Roanoke Rapids City Council Tuesday adopted a strategic plan, a blueprint to guide growth and rejuvenation efforts through 2030.
“The successful implementation of this strategic plan promises to enhance civic engagement, improve infrastructure, and stimulate economic growth while fostering a cohesive community spirit,” Planning and Development Director Kristyn Anderson wrote in a memo to the council. “Exploring further collaboration with surrounding municipalities and state agencies can bolster regional development efforts.”
The plan addresses leadership and city management, city services, economic vitality, telling the city’s story, and quality of life and place.
Prepared by the Sanford-based Hayes Group Consulting, the plan was the result of a grant the city received from the North Carolina Department of Commerce and Southeast Crescent Commission through the Rural Community Capacity Building Program.
Bringing the plan to fruition came from a city-wide strategy seminar, interviews with the mayor and council, department heads, and business and community leaders.

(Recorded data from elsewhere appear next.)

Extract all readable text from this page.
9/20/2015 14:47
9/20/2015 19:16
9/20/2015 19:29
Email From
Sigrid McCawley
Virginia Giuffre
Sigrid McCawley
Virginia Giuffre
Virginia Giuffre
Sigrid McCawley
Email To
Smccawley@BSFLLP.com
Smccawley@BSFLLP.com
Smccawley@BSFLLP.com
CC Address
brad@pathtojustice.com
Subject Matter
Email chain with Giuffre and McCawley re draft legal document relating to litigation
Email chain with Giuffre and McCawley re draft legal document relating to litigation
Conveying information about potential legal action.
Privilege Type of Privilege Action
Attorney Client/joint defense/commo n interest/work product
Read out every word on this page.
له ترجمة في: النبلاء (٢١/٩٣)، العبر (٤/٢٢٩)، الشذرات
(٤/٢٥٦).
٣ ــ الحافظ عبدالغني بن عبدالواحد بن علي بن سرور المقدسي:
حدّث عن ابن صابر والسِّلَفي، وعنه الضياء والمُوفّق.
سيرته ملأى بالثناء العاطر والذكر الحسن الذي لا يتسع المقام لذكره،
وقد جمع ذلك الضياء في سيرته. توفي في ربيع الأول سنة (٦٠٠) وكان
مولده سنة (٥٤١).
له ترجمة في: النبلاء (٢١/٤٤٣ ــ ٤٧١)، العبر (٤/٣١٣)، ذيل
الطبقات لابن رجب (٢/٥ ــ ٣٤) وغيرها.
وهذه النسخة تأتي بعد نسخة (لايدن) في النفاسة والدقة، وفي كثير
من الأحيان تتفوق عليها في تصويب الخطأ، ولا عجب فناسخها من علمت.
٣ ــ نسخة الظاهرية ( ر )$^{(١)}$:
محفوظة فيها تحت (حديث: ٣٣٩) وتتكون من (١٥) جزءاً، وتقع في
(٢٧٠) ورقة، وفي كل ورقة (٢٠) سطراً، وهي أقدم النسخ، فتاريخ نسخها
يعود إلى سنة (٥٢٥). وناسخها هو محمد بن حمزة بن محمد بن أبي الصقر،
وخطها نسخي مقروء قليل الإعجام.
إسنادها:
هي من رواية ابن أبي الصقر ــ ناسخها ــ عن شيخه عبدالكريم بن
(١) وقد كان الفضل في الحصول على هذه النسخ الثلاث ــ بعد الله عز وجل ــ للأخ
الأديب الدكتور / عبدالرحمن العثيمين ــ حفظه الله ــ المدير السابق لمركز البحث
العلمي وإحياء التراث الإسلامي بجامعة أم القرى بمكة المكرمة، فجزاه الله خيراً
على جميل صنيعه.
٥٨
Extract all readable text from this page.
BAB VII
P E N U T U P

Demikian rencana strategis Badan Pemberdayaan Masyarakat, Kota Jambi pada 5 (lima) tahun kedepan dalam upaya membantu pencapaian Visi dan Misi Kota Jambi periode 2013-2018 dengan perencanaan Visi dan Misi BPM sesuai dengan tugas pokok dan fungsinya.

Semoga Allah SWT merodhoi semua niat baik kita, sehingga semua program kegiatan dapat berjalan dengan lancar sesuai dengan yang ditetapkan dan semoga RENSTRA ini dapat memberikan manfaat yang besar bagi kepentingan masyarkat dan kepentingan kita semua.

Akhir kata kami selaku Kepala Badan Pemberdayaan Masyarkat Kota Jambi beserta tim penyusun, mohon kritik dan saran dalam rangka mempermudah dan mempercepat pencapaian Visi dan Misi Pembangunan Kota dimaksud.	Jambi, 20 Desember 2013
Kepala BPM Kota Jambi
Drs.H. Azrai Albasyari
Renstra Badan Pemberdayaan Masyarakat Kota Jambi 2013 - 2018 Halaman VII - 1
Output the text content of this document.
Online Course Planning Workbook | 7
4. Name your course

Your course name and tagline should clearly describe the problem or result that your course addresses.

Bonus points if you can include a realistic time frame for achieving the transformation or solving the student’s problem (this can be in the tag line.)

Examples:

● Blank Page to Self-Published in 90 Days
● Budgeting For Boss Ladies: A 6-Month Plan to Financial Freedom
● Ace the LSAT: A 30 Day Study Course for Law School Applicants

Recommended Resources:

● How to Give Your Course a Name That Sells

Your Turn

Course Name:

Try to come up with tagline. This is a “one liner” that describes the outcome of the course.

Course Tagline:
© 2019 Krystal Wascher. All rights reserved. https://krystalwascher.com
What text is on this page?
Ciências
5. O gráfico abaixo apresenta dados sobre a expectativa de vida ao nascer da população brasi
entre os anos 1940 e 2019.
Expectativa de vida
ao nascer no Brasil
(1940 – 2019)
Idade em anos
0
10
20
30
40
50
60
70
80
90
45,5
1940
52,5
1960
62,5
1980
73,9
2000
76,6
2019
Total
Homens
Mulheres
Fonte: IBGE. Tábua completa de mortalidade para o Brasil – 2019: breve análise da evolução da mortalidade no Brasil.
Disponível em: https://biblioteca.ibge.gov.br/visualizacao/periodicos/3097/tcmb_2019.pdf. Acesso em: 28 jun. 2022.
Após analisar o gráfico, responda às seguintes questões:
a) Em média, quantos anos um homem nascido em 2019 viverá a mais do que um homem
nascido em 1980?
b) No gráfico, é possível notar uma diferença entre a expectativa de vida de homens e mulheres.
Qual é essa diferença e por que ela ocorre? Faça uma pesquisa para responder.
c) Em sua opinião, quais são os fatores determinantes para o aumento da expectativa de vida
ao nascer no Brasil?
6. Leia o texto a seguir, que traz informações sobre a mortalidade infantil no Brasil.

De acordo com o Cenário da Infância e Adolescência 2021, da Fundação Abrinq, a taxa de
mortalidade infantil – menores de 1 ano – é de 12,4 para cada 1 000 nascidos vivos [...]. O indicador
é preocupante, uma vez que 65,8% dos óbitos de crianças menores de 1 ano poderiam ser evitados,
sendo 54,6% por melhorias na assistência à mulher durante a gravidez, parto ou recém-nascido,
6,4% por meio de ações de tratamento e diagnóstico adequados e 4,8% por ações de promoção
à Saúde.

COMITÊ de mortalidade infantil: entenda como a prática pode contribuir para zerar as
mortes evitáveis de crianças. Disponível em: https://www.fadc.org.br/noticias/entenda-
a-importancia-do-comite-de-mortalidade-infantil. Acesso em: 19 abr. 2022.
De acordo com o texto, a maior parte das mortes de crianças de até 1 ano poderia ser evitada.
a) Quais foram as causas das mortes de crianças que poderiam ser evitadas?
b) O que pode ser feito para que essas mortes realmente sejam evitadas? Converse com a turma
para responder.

The plan was presented to the Halifax County Intergovernmental Association; there was a community survey, a department head strategic work session, and a city council work session.
R. Daniel Parks, senior strategist for the Hayes Group, told the council, “We’ve made a strong effort to integrate this plan with the departments.”
City of resilience
The strategic plan includes a vision statement and mission statement. The vision statement suggests Roanoke Rapids be known as the city of resilience — the hub and destination for opportunity, quality of life, and the pursuit of happiness.
The mission statement is “to champion a vibrant community with excellent city services, economic vitality, and a beautiful quality of place.”
“What we’ve learned in a large part there’s a lot going on already,” Parks said. “There’s a lot of initiatives that are on the part of the city government and the private sector that have to do with entertainment and amenities, and infrastructure and roads. What the strategic plan does in large part is organize all of that.”
The city of resilience phrase comes from engagement with people from across the community, said Charles Hayes, managing partner of the Hayes Group. “What we heard (from those sessions) is ‘we’ve been through a lot. We have had a lot of challenges. We wish things could be better …’”
What became clear, Hayes said, was resilience. “This city is resilient and what we define resilience as is the ability, the capacity to adapt, recover from these challenges and setbacks — not to be defeated by them but to bounce back and even grow stronger through adversity.”
From possibility to actuality
Parks said Hayes noticed the motto on the city seal: A posse ad esse, a Latin phrase that translates to mean from possibility to actuality.
“I really love it,” Hayes said. “A lot of people have a lot of possibility but to get to that actuality — what a great saying.”
There is also the suggestion that the city consider changing its seal and incorporate an arch which represents the Roanoke Canal. Inside the arch would be double Rs and both the Latin motto and the translation would be incorporated.
The current seal pays homage to the canal, the high school, rockfish, industry, and cotton.
“We’ve seen a number of cities and counties revisit their logo in the process of having a strategic plan,” Parks said.
Hayes said that in the early 1900s Roanoke Rapids produced its own electricity. “A lot of folks didn’t have electricity in the early 1900s but you were innovative. You did that. I find that amazing. You’re an innovative place. You’re a leading place.”
Other points
“These strategies are fluid,” Parks said. “They will be changing. Some will be satisfied, some will be delayed.”
But, he said, “These strategies are the result of information we gathered from each of you as council members, the department heads, the other leaders we interviewed, and a lot of research.”
There is a lot of information to digest, Hayes said. “There’s a lot here but it aligns to a great extent to what you’re already doing. This is where to organize it and look for ways to work together.”